C L A U D E M O N E T
Die Fahrt nach Hause war schwierig gewesen: viele Stunden in einem Abteil der dritten Klasse auf harten Sitzen und ohne Heizung, ihr leichteres Gepäck und seine zusammengeschnürten Bilder. Alle drei zitterten vor Kälte und putzten sich die Nasen mit feuchten Taschentüchern. In Paris angekommen, schickte er Camille mit Jean zu ihrer Schwester, während er im Atelier schlafen würde. Er fieberte, und Frédéric überließ ihm sein Schlafzimmer, damit er sich ausruhen konnte. Mitten in der Nacht hörte er Frédéric herumlaufen und erhob sich. Das Atelier war dunkel bis auf eine Tischlampe, und die Staffeleien standen im Schatten unter den hängenden Bildern.
,,Konntest du nicht schlafen?", fragte Claude gähnend. ,,Kommt mir vor wie in alten Zeiten. Du bist nachts immer herumgelaufen. Was riecht da so gut?"
,,Julie hat vorhin einen Topf Rinderbrühe gebracht, und ich habe mir etwas davon warm gemacht, weil ich dachte, danach vielleicht besser schlafen zu können. Setz dich zu mir, dann können wir zusammen essen." Claude zog sich seinen alten Stuhl heran. Er betrachtete die angeschlagene Suppenschale, die vor ihm stand. Ein paar Minuten lang war nur das Klirren ihrer Zinnlöffel am
Schalenrand zu hören.
Dann legte Claude seinen Löffel weg und erzählte seinem Freund stockend, was passiert war, wobei er manches zu verharmlosen suchte. Er sah, wie sich Frédérics lange Hände auf den Tisch drückten. ,,Ah putain!", knurrte Frédéric. ,,Vielleicht hätte ich etwas tun können. Du hast es mich nicht wissen lassen."
,,Ich wollte selbst damit fertig werden, dachte bis zum Schluss, dass es mir gelingen würde. Manchmal wünsche ich mir, mein Leben wäre so einfach wie deines, mon ami."
,,Mein Leben ist nicht einfach", erwiderte Frédéric nachdenklich mit seiner tiefen Stimme und blickte auf die flackernde Lampe zwischen ihnen. ,,Du solltest das wissen. Schau mich an. Ich bin nicht verliebt, und ich werde heiraten. Ich kann Lily nicht so lieben, wie du Camille liebst. Das ist alles nur ein Kompromiss, um das zu bekommen, was ich mir wünsche – nämlich hier bei euch allen zu bleiben und zu malen." Mit einem plötzlichen Lächeln schaute er zu Claude auf und rief: ,,Wie auch immer, ich habe ein paar gute Nachrichten, die es wert waren, dich zu wecken!" ,,Dann raus damit."

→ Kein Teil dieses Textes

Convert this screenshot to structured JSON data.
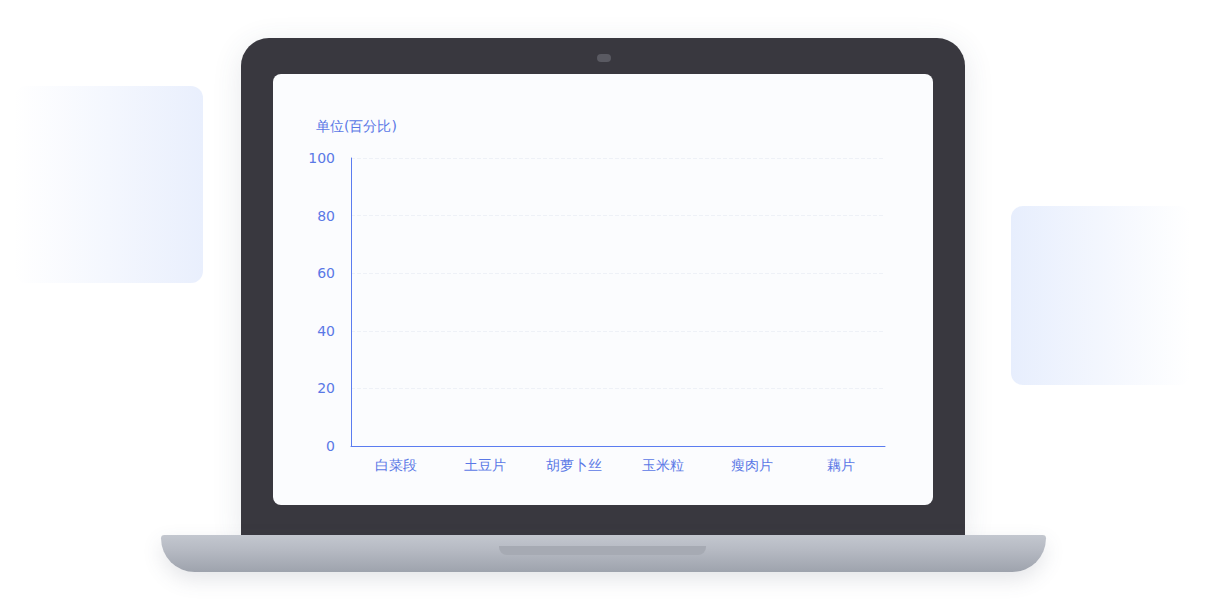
{
  "chart_data": {
    "type": "bar",
    "y_label": "单位(百分比)",
    "categories": [
      "白菜段",
      "土豆片",
      "胡萝卜丝",
      "玉米粒",
      "瘦肉片",
      "藕片"
    ],
    "values": [
      0,
      0,
      0,
      0,
      0,
      0
    ],
    "color": "#5b7cf0",
    "ylim": [
      0,
      100
    ],
    "yticks": [
      0,
      20,
      40,
      60,
      80,
      100
    ],
    "grid": true
  }
}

,,Ich konnte nicht schlafen, darum habe ich meine Briefe von zu Hause gelesen. Fall nicht vom Stuhl. Meine Familie hat sich bereit erklärt, unsere Ausstellung im nächsten Herbst zu finanzieren."
Claude starrte ihn an. ,,Wirklich? Und du träumst nicht?"
,,Nein, es steht da in der gebieterischen Handschrift meines Vaters. Cher ami, et cetera." Frédéric lehnte sich auf dem Stuhl zurück, die Hände hinter dem Kopf verschränkt.
,,Wirklich? Ehrlich?" Claude warf den Kopf zurück und begann zu lachen. ,,Wie kann etwas so Wunderbares … du Schuft von einem Genie! Wie kannst du das so ruhig aussprechen? Wie konntest du es mir vorenthalten? Wissen es die anderen?"